The Boba Fett one...you will be mine.

TK421...why are you not at your post?

EB15: Bell Goes to the Dark Side with Limited Edition Star Wars Collection


----------



## Harold (Dec 23, 2003)

Hmmm, I wonder if Bell would let me order a Storm Trooper chinbar only, since it would work with my white Super 2 as-is.


----------



## Klurejr (Oct 13, 2006)

Awesome!


----------



## cyclelicious (Oct 7, 2008)

Cool graphics! Awesome design


----------



## domoMKIV (Feb 29, 2012)

Yes please!


----------



## 411898 (Nov 5, 2008)

Why not just wear a Storm Trooper helmet for cycling??? Heck, it provides full coverage, not to mention the shaded blast shield lenses.


----------



## Kiwiplague (Jul 22, 2011)

Hawg said:


> Why not just wear a Storm Trooper helmet for cycling??? Heck, it provides full coverage, not to mention the shaded blast shield lenses.

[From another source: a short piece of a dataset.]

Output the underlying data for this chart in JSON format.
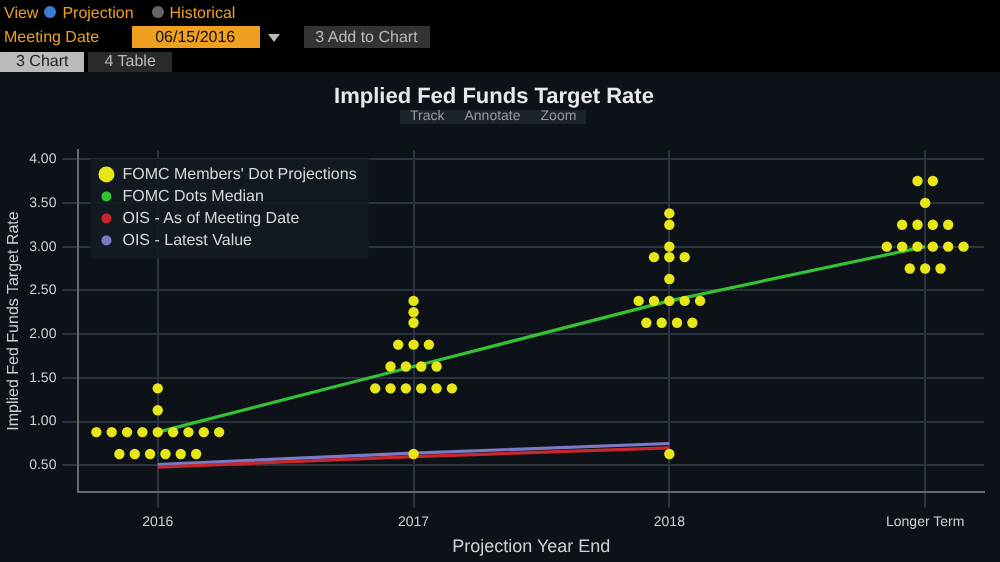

Yeah, but have you seen how disaster prone the average Storm Trooper is?? You'd just be asking for trouble wearing one of those things!


----------



## RS VR6 (Mar 29, 2007)

Luke mentioned that it was difficult to see out of the Stormtrooper helmet.


----------



## goneFXcrazy (Sep 6, 2015)

RS VR6 said:


> Luke mentioned that it was difficult to see out of the Stormtrooper helmet.

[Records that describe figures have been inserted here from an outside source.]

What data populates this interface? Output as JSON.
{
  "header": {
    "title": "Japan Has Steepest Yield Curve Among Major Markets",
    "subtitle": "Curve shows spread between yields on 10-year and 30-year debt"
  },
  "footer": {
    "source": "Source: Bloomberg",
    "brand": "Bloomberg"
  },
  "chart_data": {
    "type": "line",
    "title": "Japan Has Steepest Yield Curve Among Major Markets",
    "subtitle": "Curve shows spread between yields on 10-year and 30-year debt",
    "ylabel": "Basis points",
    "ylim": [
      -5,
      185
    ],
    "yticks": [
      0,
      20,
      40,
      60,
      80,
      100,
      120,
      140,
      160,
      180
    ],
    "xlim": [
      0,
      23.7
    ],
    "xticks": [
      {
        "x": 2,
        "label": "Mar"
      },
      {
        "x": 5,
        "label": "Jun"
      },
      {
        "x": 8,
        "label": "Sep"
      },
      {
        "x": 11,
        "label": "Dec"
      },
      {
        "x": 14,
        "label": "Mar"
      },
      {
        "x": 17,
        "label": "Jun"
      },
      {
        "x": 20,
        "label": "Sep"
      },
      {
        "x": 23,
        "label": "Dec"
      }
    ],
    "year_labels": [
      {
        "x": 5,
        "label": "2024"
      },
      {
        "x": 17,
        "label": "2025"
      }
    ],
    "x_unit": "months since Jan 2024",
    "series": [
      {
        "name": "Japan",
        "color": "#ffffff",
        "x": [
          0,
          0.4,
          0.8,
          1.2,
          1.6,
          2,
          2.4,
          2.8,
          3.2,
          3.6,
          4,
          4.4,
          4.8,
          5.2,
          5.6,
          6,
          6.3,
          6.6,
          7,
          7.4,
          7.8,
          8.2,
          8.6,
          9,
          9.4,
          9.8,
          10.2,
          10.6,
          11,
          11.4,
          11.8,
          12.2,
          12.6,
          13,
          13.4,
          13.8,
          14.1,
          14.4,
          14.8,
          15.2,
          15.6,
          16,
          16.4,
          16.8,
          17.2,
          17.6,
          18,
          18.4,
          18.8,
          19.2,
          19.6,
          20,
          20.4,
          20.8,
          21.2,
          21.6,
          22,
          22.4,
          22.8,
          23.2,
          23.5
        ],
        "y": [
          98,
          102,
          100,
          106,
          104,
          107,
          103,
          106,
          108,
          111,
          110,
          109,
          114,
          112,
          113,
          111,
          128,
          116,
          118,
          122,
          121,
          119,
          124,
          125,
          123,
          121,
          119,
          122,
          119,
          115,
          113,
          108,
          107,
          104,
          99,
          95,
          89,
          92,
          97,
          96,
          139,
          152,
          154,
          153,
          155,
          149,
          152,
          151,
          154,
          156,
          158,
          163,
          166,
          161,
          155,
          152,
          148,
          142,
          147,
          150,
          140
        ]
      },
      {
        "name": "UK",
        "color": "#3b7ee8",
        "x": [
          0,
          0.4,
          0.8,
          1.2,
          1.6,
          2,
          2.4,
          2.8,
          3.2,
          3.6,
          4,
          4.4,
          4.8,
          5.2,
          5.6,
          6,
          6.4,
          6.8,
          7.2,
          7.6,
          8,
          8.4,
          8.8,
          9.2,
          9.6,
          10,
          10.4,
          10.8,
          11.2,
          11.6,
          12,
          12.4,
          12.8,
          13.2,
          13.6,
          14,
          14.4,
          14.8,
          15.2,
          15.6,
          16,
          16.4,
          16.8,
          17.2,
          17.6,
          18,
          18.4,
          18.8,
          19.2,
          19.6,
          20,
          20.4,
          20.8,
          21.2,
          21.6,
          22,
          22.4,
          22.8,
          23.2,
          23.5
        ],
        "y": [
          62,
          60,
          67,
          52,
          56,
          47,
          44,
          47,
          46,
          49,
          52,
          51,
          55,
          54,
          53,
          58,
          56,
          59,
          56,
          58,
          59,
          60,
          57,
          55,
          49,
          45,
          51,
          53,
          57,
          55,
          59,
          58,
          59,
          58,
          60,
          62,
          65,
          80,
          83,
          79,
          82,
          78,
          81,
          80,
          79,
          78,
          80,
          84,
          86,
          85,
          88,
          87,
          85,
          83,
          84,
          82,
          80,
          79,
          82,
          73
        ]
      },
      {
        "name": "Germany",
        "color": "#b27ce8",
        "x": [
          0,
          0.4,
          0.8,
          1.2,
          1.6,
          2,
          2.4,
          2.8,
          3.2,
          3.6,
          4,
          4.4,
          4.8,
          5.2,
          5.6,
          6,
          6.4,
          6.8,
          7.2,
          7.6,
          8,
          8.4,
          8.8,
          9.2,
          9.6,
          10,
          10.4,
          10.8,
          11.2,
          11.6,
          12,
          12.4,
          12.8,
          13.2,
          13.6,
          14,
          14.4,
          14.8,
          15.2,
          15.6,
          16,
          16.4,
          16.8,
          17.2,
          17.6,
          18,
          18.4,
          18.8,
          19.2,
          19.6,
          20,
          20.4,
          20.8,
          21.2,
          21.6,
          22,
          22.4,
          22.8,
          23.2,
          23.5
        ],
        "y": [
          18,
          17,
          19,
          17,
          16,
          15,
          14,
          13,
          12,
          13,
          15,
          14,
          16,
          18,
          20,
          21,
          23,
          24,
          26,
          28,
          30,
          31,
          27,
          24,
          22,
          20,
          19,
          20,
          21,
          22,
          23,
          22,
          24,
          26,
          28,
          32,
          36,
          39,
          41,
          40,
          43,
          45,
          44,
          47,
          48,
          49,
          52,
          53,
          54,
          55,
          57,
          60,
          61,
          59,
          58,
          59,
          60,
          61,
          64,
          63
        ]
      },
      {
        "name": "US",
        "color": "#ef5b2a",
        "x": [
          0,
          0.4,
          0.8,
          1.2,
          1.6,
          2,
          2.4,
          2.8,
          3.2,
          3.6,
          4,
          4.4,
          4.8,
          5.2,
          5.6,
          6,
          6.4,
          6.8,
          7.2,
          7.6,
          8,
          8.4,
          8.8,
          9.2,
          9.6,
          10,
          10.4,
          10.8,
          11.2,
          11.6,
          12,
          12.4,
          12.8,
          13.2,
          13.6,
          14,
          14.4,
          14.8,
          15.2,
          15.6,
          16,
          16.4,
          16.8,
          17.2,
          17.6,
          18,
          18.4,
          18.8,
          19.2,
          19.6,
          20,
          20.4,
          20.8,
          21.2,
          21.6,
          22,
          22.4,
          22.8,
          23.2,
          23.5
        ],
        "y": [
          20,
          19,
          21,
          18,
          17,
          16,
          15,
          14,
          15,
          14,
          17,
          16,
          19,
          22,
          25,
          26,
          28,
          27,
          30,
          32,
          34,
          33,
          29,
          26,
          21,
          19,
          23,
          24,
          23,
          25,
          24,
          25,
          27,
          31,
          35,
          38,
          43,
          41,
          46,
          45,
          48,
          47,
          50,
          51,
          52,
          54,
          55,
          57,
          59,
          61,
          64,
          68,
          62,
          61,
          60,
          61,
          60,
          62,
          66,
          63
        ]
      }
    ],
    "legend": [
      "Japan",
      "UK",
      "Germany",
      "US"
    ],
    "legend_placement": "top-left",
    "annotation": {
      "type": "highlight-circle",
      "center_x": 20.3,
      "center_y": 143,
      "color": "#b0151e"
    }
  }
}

Explains why they could never hit anything.

On another note, I really want one of these now.


----------



## Rocky Mtn (Jan 19, 2014)

These are not the helmets you are looking for


----------



## Kiwiplague (Jul 22, 2011)

Rocky Mtn said:


> These are not the helmets you are looking for


These aren't the helmets I'm looking for


----------



## DudeDowne (Jun 18, 2012)

*My DIY Bobba Fett*

Hey all,

Saw the Bobba Fett helmet and decided to give my "boring" White and Black Super 2 an upgrade. Plasti Dip plus some Etsy decals. Kinda an homage to the Bell version with a twist. I had to add a little splash of FloGlo orange and green.


----------



## beer_coffee_water (Mar 1, 2011)

That turned out really nice. Did you clear coat it so it doesn't rub off as easy?


----------



## DudeDowne (Jun 18, 2012)

beer_coffee_water said:


> That turned out really nice. Did you clear coat it so it doesn't rub off as easy?

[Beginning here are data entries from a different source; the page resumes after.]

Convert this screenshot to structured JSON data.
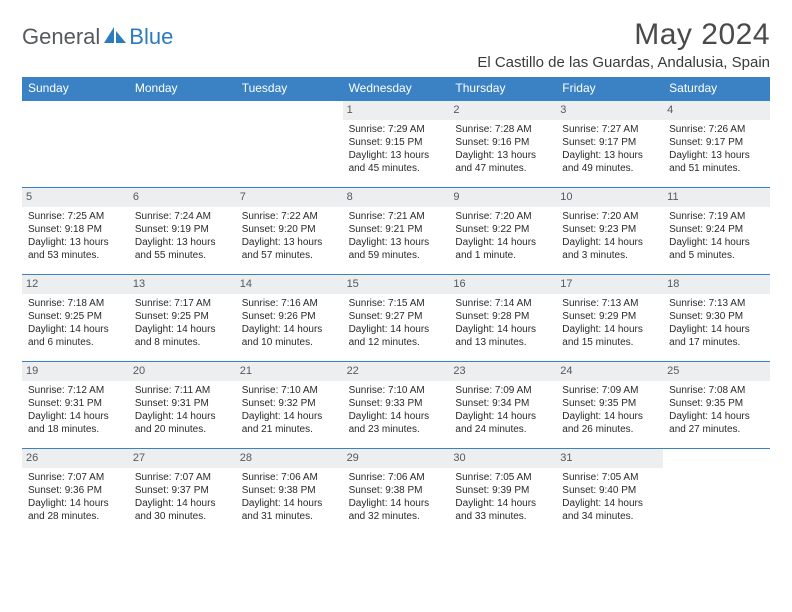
{
  "logo": {
    "general": "General",
    "blue": "Blue"
  },
  "title": "May 2024",
  "location": "El Castillo de las Guardas, Andalusia, Spain",
  "colors": {
    "header_bg": "#3a82c4",
    "header_text": "#ffffff",
    "daynum_bg": "#eceef0",
    "daynum_text": "#555a5f",
    "border": "#3a82c4",
    "logo_gray": "#555a5f",
    "logo_blue": "#2b7bbf"
  },
  "dow": [
    "Sunday",
    "Monday",
    "Tuesday",
    "Wednesday",
    "Thursday",
    "Friday",
    "Saturday"
  ],
  "weeks": [
    [
      {
        "n": "",
        "sr": "",
        "ss": "",
        "dl": ""
      },
      {
        "n": "",
        "sr": "",
        "ss": "",
        "dl": ""
      },
      {
        "n": "",
        "sr": "",
        "ss": "",
        "dl": ""
      },
      {
        "n": "1",
        "sr": "Sunrise: 7:29 AM",
        "ss": "Sunset: 9:15 PM",
        "dl": "Daylight: 13 hours and 45 minutes."
      },
      {
        "n": "2",
        "sr": "Sunrise: 7:28 AM",
        "ss": "Sunset: 9:16 PM",
        "dl": "Daylight: 13 hours and 47 minutes."
      },
      {
        "n": "3",
        "sr": "Sunrise: 7:27 AM",
        "ss": "Sunset: 9:17 PM",
        "dl": "Daylight: 13 hours and 49 minutes."
      },
      {
        "n": "4",
        "sr": "Sunrise: 7:26 AM",
        "ss": "Sunset: 9:17 PM",
        "dl": "Daylight: 13 hours and 51 minutes."
      }
    ],
    [
      {
        "n": "5",
        "sr": "Sunrise: 7:25 AM",
        "ss": "Sunset: 9:18 PM",
        "dl": "Daylight: 13 hours and 53 minutes."
      },
      {
        "n": "6",
        "sr": "Sunrise: 7:24 AM",
        "ss": "Sunset: 9:19 PM",
        "dl": "Daylight: 13 hours and 55 minutes."
      },
      {
        "n": "7",
        "sr": "Sunrise: 7:22 AM",
        "ss": "Sunset: 9:20 PM",
        "dl": "Daylight: 13 hours and 57 minutes."
      },
      {
        "n": "8",
        "sr": "Sunrise: 7:21 AM",
        "ss": "Sunset: 9:21 PM",
        "dl": "Daylight: 13 hours and 59 minutes."
      },
      {
        "n": "9",
        "sr": "Sunrise: 7:20 AM",
        "ss": "Sunset: 9:22 PM",
        "dl": "Daylight: 14 hours and 1 minute."
      },
      {
        "n": "10",
        "sr": "Sunrise: 7:20 AM",
        "ss": "Sunset: 9:23 PM",
        "dl": "Daylight: 14 hours and 3 minutes."
      },
      {
        "n": "11",
        "sr": "Sunrise: 7:19 AM",
        "ss": "Sunset: 9:24 PM",
        "dl": "Daylight: 14 hours and 5 minutes."
      }
    ],
    [
      {
        "n": "12",
        "sr": "Sunrise: 7:18 AM",
        "ss": "Sunset: 9:25 PM",
        "dl": "Daylight: 14 hours and 6 minutes."
      },
      {
        "n": "13",
        "sr": "Sunrise: 7:17 AM",
        "ss": "Sunset: 9:25 PM",
        "dl": "Daylight: 14 hours and 8 minutes."
      },
      {
        "n": "14",
        "sr": "Sunrise: 7:16 AM",
        "ss": "Sunset: 9:26 PM",
        "dl": "Daylight: 14 hours and 10 minutes."
      },
      {
        "n": "15",
        "sr": "Sunrise: 7:15 AM",
        "ss": "Sunset: 9:27 PM",
        "dl": "Daylight: 14 hours and 12 minutes."
      },
      {
        "n": "16",
        "sr": "Sunrise: 7:14 AM",
        "ss": "Sunset: 9:28 PM",
        "dl": "Daylight: 14 hours and 13 minutes."
      },
      {
        "n": "17",
        "sr": "Sunrise: 7:13 AM",
        "ss": "Sunset: 9:29 PM",
        "dl": "Daylight: 14 hours and 15 minutes."
      },
      {
        "n": "18",
        "sr": "Sunrise: 7:13 AM",
        "ss": "Sunset: 9:30 PM",
        "dl": "Daylight: 14 hours and 17 minutes."
      }
    ],
    [
      {
        "n": "19",
        "sr": "Sunrise: 7:12 AM",
        "ss": "Sunset: 9:31 PM",
        "dl": "Daylight: 14 hours and 18 minutes."
      },
      {
        "n": "20",
        "sr": "Sunrise: 7:11 AM",
        "ss": "Sunset: 9:31 PM",
        "dl": "Daylight: 14 hours and 20 minutes."
      },
      {
        "n": "21",
        "sr": "Sunrise: 7:10 AM",
        "ss": "Sunset: 9:32 PM",
        "dl": "Daylight: 14 hours and 21 minutes."
      },
      {
        "n": "22",
        "sr": "Sunrise: 7:10 AM",
        "ss": "Sunset: 9:33 PM",
        "dl": "Daylight: 14 hours and 23 minutes."
      },
      {
        "n": "23",
        "sr": "Sunrise: 7:09 AM",
        "ss": "Sunset: 9:34 PM",
        "dl": "Daylight: 14 hours and 24 minutes."
      },
      {
        "n": "24",
        "sr": "Sunrise: 7:09 AM",
        "ss": "Sunset: 9:35 PM",
        "dl": "Daylight: 14 hours and 26 minutes."
      },
      {
        "n": "25",
        "sr": "Sunrise: 7:08 AM",
        "ss": "Sunset: 9:35 PM",
        "dl": "Daylight: 14 hours and 27 minutes."
      }
    ],
    [
      {
        "n": "26",
        "sr": "Sunrise: 7:07 AM",
        "ss": "Sunset: 9:36 PM",
        "dl": "Daylight: 14 hours and 28 minutes."
      },
      {
        "n": "27",
        "sr": "Sunrise: 7:07 AM",
        "ss": "Sunset: 9:37 PM",
        "dl": "Daylight: 14 hours and 30 minutes."
      },
      {
        "n": "28",
        "sr": "Sunrise: 7:06 AM",
        "ss": "Sunset: 9:38 PM",
        "dl": "Daylight: 14 hours and 31 minutes."
      },
      {
        "n": "29",
        "sr": "Sunrise: 7:06 AM",
        "ss": "Sunset: 9:38 PM",
        "dl": "Daylight: 14 hours and 32 minutes."
      },
      {
        "n": "30",
        "sr": "Sunrise: 7:05 AM",
        "ss": "Sunset: 9:39 PM",
        "dl": "Daylight: 14 hours and 33 minutes."
      },
      {
        "n": "31",
        "sr": "Sunrise: 7:05 AM",
        "ss": "Sunset: 9:40 PM",
        "dl": "Daylight: 14 hours and 34 minutes."
      },
      {
        "n": "",
        "sr": "",
        "ss": "",
        "dl": ""
      }
    ]
  ]
}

Thanks! No...I kinda wanted the option to peel it off. I was considering this but it is pricy for just my helmet.
https://www.dipyourcar.com/Dip-Coat/

Anyway it has been fairly durable and Bobba Fett had a well worn helmet anyway.


----------



## fishwrinkle (Jul 11, 2012)

too bad you can't buy them, at least on bell site


----------